Researchers also noted that the patients with PTSD tended to be younger; the average age for them at the time of surgery was 59.2 years old, while the average non-PTSD veteran was 66.3.
The study was retrospective and was not designed to see whether it was the PTSD, the surgery, or some other underlying factor that most influenced the patients' deaths, Brzezinski said.
But a follow-up study that he and colleagues are working on will look at the issue prospectively, following the outcomes of patients with and without PTSD as they go through surgeries. Participants will be tested for PTSD before and after surgery, and researchers will chart any complications that arise.
These preliminary findings make sense given that PTSD has been associated with poor eating habits, high blood pressure, heart disease, smoking and significant substance abuse histories, said Dr. Israel Liberzon, professor of psychiatry at the University of Michigan in Ann Arbor.
Another possibility is that the condition itself, which involves the major stress systems of the body, leads to a worse recovery from major surgery, he said.

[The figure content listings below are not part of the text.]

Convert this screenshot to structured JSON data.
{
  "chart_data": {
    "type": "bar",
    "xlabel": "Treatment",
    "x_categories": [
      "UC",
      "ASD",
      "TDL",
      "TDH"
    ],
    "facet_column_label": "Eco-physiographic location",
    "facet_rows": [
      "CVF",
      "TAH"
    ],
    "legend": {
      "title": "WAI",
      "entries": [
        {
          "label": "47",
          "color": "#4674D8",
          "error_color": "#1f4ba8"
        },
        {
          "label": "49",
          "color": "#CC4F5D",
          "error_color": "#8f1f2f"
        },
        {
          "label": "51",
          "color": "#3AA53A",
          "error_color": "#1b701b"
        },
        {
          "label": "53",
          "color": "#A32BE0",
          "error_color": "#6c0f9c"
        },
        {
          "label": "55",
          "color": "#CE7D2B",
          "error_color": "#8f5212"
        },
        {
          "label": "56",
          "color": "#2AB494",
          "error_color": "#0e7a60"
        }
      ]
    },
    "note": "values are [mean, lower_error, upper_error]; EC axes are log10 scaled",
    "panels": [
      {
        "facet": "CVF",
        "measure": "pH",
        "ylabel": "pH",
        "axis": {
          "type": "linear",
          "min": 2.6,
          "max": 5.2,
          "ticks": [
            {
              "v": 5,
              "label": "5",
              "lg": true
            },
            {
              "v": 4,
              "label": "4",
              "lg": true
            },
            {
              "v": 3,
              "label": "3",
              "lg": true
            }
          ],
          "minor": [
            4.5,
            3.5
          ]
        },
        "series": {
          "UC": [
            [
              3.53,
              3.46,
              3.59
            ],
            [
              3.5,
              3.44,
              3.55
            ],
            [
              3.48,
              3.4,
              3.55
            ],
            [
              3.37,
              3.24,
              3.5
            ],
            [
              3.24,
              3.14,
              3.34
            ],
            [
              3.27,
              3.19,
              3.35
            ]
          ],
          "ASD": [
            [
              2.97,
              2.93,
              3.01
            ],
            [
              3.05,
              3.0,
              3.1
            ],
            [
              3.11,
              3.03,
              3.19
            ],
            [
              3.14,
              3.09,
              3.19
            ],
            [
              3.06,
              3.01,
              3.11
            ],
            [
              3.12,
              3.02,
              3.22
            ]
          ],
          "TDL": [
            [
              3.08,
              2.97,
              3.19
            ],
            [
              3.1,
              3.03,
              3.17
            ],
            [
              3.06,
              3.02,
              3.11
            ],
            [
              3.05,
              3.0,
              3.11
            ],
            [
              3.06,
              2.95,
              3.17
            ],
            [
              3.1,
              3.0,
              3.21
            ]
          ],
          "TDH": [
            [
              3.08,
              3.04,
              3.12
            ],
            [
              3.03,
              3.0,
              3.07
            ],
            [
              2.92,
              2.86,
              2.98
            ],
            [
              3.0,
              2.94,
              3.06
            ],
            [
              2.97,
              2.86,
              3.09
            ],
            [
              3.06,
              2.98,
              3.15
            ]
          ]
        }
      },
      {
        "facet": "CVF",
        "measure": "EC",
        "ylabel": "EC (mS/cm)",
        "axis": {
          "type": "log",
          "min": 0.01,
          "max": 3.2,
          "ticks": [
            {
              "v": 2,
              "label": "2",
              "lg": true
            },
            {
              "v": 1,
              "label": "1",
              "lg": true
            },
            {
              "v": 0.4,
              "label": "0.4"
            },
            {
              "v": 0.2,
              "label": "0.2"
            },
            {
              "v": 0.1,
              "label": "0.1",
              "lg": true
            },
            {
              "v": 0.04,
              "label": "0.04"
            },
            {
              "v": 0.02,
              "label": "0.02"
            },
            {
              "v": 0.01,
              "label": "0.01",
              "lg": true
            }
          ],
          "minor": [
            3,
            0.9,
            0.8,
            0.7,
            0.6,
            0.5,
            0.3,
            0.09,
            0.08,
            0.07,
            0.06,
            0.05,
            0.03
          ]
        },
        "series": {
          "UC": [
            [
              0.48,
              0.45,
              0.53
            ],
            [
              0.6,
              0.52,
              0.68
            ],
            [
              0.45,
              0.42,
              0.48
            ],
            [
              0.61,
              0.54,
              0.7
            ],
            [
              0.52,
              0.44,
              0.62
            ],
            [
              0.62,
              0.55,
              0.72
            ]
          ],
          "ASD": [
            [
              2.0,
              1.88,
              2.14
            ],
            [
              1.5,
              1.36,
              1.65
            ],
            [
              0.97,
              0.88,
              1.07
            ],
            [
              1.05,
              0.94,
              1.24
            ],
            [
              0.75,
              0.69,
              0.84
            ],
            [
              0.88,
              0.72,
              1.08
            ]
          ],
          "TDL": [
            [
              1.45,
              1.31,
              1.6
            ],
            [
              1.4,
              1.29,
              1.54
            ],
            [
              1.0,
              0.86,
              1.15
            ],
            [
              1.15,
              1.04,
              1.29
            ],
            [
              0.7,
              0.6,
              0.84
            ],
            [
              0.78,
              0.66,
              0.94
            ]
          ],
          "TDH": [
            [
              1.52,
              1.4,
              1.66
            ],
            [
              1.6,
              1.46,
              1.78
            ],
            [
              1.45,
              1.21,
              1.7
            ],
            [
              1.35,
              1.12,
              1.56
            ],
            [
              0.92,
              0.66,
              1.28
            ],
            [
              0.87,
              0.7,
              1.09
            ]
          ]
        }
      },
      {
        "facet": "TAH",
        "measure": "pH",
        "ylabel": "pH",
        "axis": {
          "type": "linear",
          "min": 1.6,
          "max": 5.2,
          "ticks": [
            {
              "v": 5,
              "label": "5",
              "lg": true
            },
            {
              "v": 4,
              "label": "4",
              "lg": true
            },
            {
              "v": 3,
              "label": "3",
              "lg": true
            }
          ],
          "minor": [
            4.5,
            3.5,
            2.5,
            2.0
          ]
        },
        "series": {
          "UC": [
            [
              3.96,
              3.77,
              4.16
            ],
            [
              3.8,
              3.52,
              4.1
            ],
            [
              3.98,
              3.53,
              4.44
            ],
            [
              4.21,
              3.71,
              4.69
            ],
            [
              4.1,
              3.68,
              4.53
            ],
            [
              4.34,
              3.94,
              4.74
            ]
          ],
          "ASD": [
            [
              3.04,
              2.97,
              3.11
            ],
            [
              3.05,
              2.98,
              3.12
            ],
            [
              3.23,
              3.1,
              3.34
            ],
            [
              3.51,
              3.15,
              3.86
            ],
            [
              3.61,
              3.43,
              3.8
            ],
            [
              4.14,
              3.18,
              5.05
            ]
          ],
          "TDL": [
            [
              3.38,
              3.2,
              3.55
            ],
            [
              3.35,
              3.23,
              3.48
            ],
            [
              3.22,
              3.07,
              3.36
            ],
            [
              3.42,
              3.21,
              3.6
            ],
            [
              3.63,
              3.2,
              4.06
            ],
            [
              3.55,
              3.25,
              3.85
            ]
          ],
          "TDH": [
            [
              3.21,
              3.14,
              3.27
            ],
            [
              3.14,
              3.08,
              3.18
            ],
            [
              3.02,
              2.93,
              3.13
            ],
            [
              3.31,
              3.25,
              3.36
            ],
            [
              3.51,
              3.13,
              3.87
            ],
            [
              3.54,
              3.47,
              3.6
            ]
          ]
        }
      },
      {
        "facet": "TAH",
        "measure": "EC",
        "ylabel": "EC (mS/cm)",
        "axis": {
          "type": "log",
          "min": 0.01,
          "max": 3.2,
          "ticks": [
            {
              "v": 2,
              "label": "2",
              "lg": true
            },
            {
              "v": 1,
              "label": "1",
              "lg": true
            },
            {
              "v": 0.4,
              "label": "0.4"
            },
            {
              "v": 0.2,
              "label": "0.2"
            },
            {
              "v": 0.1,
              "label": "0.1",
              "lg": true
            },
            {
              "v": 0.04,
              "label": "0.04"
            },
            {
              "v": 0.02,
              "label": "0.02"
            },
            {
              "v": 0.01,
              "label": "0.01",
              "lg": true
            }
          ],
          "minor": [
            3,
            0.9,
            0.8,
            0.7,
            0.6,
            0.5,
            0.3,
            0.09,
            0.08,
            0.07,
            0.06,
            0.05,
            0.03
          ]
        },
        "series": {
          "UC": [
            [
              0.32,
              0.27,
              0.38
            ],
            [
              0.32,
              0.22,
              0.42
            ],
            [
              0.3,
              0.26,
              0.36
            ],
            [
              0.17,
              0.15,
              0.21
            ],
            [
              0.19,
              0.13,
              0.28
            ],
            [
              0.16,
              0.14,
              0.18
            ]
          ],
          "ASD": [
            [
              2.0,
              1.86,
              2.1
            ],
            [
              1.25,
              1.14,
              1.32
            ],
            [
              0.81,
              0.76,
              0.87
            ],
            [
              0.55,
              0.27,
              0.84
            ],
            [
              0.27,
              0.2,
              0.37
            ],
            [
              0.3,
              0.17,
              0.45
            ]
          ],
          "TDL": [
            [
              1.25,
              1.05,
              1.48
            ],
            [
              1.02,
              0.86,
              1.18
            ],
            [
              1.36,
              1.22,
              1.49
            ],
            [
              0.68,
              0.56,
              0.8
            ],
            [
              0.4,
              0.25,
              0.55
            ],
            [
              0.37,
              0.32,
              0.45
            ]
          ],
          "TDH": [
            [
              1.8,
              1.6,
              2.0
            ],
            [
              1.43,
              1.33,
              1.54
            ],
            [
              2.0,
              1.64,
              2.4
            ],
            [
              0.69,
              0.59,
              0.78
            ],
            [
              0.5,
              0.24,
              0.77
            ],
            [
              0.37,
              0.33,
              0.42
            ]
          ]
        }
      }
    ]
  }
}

Liberzon and colleagues are analyzing data of patients to see whether people who undergo vascular surgery are more likely to develop PTSD after. The surgery itself is less traumatizing than the overall experience of fearing death and undergoing associated procedures, he said.
For example, aortic surgery requires both physical stress and pain. There is also a threat of death, as patients have this surgery to avoid aneurysms. "All of those components can contribute to the development of PTSD, rather than the simple fact of going into surgery," he said.
Unlike the normal stress of everyday life, people with PTSD experience lifelong stress that changes how they perceive everything, Brzezinski said.
"One patient told me, for example, he feels like being in a cage with a tiger, and it's permanent stress," he said. "This obviously changes how patients perceive everything, how their body works."
Older veterans, especially those from the 1960s and '70s, tend to have more long-lasting PTSD than younger veterans, Liberzon said. While both age-groups have traumatic memories and sleep difficulties, the older veterans tend to have more anger outbursts, thoughts and dreams about the trauma, he said.
It is well established that stress is associated with poor outcomes of surgery, Brzezinski said. Patients with PTSD may also have elevated stress hormones, which could increase their chances of other conditions such as heart disease and diabetes, he said.
PTSD is also associated with poor compliance, meaning patients may be less likely to take their required medications or see a doctor when they need one, he said.
It's important for physicians to treat PTSD not only as a mental condition, but also as an independent risk factor for other health problems, Brzezinski said.